Ned J Place, Alexandra M Prado, Mariela Faykoo-Martinez, Miguel Angel Brieño-Enriquez, David F Albertini, and Melissa M Holmes
The naked mole-rat (NMR, Heterocephalus glaber) is renowned for its eusociality and exceptionally long lifespan (> 30 y) relative to its small body size (35–40 g). A NMR phenomenon that has received far less attention is that females show no decline in fertility or fecundity into their third decade of life. The age of onset of reproductive decline in many mammalian species is closely associated with the number of germ cells remaining at the age of sexual maturity. We quantified ovarian reserve size in NMRs at the youngest age (6 months) when subordinate females can begin to ovulate after removal from the queen’s suppression. We then compared the NMR ovarian reserve size to values for 19 other mammalian species that were previously reported. The NMR ovarian reserve at 6 months of age is exceptionally large at 108,588 ± 69,890 primordial follicles, which is more than 10-fold larger than in mammals of a comparable size.
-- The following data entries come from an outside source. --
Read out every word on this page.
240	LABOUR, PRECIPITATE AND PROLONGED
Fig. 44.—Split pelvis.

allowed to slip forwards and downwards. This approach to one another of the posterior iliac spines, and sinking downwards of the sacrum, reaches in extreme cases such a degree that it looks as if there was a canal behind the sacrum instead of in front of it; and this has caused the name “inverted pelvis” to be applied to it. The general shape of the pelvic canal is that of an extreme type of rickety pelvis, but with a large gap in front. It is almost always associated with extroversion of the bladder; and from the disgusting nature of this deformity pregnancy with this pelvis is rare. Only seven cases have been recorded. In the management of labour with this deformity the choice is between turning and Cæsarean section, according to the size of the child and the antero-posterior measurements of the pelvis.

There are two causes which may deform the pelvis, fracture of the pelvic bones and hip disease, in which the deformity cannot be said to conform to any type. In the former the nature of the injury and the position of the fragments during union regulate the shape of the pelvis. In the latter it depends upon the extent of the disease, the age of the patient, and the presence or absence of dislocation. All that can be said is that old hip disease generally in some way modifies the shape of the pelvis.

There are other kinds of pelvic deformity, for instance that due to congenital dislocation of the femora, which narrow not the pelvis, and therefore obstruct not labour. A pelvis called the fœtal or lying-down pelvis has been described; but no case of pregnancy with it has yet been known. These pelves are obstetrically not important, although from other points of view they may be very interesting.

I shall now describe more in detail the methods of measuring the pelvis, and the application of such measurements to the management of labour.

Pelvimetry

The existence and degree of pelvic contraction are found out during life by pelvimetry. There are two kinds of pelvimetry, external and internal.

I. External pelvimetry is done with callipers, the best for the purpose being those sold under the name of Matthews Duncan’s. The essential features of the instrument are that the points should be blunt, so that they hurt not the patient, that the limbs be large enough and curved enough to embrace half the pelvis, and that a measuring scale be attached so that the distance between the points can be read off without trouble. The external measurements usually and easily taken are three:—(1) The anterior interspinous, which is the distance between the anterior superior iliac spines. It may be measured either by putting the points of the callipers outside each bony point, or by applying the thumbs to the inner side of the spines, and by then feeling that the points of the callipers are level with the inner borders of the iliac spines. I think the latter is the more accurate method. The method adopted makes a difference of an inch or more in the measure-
We also observed germ cell nests in ovaries from 6-month-old NMRs, which is highly unusual since breakdown of germ cell nests and the formation of primordial follicles is generally complete by early postnatal life in other mammals. Additionally, we found germ cell nests in young adult NMRs between 1.25 and 3.75 years of age, in both reproductively activated and suppressed females. The unusually large NMR ovarian reserve provides one mechanism to account for this species’ protracted fertility. Whether germ cell nests in adult ovaries contribute to the NMR’s long reproductive lifespan remains to be determined.